Der Lachsschinken ist von Natur aus sehr mager und kalorienarm im Vergleich zu anderen Fleisch- und Wurstwaren. Wird er zusätzlich noch als diätetisches Lebensmittel angeboten, fällt er rechtlich unter die Diät-Verordnung. Diätetische Rohpökelwaren, sind Lebensmittel, die einem besonderen, diätetischen Ernährungszweck dienen und sich damit deutlich von anderen Rohpökelwaren unterscheiden. Sie können einen geringeren Natriumgehalt, einen geringeren Gehalt an gesättigten Fettsäuren oder einen erhöhten Gehalt an den gesunden, mehrfach ungesättigten Fettsäuren aufweisen. Oftmals ist der Gesamtfettgehalt oder der gesamte Brennwert des Produktes eingeschränkt oder der Natriumgehalt vermindert.

Die Kennzeichnung von Lachsschinken

Wie bei allen Schinken muss auch der Lachsschinken gem. Gesetz gekennzeichnet werden, wobei bei abgepacktem Lachsschinken laut Gesetz folgende Angaben notwendig sind: Die Verkehrsbezeichnung Lachsschinken oder Pariser Lachsschinken steht deutlich auf der Verpackung. Da die Tiertierart bei Lachsschinken üblicher Weise das Schwein ist, braucht hier keine zusätzliche Tierart angeführt werden. Die Füllmenge nach Gewicht und das Mindesthaltbarkeitsdatum (MHD) in der Verbindung mit der Lagertemperatur müssen ebenfalls auf der Verpackung lesbar sein.

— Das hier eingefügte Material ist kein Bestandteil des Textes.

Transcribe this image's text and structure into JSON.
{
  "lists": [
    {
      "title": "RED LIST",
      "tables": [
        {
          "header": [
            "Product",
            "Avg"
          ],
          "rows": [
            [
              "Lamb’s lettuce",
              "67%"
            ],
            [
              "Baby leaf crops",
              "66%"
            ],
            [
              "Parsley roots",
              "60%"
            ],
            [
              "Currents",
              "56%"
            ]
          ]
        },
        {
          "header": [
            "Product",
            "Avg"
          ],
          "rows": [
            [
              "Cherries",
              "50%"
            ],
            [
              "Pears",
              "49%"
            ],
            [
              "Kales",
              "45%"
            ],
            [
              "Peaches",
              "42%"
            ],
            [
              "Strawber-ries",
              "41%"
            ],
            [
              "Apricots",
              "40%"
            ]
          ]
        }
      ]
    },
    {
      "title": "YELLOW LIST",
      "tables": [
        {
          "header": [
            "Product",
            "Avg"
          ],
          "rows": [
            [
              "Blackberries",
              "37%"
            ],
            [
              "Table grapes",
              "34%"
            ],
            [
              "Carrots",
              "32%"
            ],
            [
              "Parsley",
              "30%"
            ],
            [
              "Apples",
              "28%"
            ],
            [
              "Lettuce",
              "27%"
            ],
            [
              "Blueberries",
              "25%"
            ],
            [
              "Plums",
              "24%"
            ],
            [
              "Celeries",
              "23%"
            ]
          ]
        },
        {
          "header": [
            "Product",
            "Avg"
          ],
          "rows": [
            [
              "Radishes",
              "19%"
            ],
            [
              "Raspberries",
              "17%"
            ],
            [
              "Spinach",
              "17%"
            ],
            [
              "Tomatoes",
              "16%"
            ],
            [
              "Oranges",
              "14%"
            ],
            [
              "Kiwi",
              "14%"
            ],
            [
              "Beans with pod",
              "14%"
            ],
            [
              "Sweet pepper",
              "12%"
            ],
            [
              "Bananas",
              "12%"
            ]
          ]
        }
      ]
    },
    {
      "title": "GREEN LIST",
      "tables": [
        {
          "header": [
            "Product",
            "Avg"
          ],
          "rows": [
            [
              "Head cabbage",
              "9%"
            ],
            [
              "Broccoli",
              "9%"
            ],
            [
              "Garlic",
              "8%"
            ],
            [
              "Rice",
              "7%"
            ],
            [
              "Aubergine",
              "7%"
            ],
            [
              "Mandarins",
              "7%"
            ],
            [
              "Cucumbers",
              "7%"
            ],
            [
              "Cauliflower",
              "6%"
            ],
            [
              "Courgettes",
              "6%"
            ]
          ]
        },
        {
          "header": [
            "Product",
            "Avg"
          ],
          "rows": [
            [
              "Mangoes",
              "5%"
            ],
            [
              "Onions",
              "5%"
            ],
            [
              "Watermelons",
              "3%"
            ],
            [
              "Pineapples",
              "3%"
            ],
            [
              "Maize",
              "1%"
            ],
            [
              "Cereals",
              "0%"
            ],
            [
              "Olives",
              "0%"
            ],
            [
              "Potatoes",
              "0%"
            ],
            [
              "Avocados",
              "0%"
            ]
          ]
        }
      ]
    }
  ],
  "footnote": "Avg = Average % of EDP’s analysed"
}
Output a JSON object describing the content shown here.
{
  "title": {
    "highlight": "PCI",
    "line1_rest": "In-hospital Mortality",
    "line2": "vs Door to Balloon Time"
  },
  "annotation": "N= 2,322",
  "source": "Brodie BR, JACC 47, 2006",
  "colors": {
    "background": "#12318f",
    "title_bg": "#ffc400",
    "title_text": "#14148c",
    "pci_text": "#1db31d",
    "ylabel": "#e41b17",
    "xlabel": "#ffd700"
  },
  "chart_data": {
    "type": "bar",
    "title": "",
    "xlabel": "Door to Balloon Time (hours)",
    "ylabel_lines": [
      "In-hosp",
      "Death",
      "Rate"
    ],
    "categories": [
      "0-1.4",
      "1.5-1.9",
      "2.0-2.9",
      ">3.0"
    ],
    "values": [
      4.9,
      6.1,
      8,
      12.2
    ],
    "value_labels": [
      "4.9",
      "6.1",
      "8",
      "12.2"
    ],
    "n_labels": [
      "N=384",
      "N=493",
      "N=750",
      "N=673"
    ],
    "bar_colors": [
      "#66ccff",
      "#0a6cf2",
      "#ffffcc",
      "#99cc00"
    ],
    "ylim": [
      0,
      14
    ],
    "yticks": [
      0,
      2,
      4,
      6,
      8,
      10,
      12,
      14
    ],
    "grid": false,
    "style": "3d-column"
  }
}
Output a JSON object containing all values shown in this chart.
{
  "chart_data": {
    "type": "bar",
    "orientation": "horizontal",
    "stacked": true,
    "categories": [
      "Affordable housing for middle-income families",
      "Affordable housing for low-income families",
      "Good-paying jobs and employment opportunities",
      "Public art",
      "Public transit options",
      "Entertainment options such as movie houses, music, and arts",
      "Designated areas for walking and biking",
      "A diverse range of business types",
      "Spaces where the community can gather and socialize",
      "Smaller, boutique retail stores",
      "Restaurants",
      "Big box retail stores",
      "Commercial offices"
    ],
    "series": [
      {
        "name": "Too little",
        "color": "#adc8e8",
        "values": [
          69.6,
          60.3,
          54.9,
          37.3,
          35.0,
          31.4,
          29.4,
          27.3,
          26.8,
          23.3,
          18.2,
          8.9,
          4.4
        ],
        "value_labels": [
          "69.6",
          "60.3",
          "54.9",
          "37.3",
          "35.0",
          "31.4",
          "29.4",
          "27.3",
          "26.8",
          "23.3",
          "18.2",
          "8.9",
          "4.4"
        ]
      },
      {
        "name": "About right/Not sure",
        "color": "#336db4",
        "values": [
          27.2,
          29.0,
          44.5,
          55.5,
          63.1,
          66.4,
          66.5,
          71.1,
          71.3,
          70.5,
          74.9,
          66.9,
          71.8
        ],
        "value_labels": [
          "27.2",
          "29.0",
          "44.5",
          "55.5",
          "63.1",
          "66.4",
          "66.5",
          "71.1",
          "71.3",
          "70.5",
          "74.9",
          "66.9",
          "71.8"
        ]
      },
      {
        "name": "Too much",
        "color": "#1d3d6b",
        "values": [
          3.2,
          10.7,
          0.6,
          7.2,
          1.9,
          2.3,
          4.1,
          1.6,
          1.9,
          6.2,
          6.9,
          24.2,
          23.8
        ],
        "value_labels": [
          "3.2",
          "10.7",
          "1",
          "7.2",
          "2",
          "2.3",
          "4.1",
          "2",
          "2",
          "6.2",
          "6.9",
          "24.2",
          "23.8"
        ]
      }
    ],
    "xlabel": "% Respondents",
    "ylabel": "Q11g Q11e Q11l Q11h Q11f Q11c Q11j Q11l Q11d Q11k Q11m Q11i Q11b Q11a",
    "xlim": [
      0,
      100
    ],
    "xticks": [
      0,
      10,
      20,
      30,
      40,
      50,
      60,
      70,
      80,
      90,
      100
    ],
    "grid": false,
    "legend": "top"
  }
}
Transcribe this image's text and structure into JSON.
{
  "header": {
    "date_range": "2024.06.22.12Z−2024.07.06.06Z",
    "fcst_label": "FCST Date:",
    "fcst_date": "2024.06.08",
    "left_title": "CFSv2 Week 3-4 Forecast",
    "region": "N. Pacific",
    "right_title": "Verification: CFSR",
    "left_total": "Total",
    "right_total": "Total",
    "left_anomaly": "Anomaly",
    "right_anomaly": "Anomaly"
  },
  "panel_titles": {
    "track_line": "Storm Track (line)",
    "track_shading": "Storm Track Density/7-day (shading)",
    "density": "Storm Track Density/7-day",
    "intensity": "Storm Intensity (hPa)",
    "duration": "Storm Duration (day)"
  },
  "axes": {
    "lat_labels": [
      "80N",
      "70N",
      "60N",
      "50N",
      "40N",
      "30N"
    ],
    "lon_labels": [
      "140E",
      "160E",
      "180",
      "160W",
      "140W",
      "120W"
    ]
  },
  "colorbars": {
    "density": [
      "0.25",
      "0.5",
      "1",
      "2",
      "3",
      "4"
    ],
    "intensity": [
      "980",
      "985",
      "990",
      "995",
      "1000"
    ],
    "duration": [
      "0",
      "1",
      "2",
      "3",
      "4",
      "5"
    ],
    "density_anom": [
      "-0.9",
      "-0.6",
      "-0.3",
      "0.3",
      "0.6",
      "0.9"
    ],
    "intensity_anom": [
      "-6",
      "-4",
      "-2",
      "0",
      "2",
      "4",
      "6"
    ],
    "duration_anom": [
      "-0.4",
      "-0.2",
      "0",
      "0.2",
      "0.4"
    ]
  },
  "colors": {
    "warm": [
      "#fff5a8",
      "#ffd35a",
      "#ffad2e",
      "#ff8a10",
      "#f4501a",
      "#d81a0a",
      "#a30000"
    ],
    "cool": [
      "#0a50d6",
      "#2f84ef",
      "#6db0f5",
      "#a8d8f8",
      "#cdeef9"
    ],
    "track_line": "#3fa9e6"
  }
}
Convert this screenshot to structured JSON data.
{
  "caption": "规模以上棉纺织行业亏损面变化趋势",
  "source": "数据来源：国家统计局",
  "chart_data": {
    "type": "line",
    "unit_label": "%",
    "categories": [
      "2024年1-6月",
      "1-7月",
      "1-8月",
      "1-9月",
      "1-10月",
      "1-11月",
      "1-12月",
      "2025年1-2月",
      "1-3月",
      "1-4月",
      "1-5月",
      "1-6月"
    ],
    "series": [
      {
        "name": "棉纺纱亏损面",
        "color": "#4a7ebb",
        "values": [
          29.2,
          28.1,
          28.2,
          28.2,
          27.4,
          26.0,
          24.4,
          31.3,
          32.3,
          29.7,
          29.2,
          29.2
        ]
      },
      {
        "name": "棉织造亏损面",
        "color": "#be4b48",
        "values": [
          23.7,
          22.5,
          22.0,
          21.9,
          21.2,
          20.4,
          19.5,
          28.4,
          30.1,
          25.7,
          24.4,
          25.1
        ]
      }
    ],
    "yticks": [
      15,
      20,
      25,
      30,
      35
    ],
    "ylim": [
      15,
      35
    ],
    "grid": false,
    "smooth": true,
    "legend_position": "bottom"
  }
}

Ebenso der Name und die Anschrift des Herstellers, des Verpackers oder des Verkäufers des Schinkens. Außerdem sind das Identitätskennzeichen mit der betriebseigenen Zulassungsnummer und Namen oder Kürzel des Landes, in welchen das Lebensmittel hergestellt oder verpackt wurde, notwendig. In der Zutatenliste müssen alle Zutaten und Zusatzstoffe in absteigender Reihenfolge aufgeführt werden. Außerdem muss die Verpackung einen Hinweis auf alle allergen wirkenden Bestandteile gewährleisten. Wenn es sich um einen Schinken gemäß Diätverordnung handelt, muss der Schinken einen Hinweis auf ein diätetisches Produkt tragen. Handelt es sich um einen ökologischen Lachsschinken, sind das neue Euro-Blatt von 2011 und die Öko-Kontroll-Nummer anzuführen. Das bisherige sechseckige EG-Bio-Rechteck bleibt fakultativ.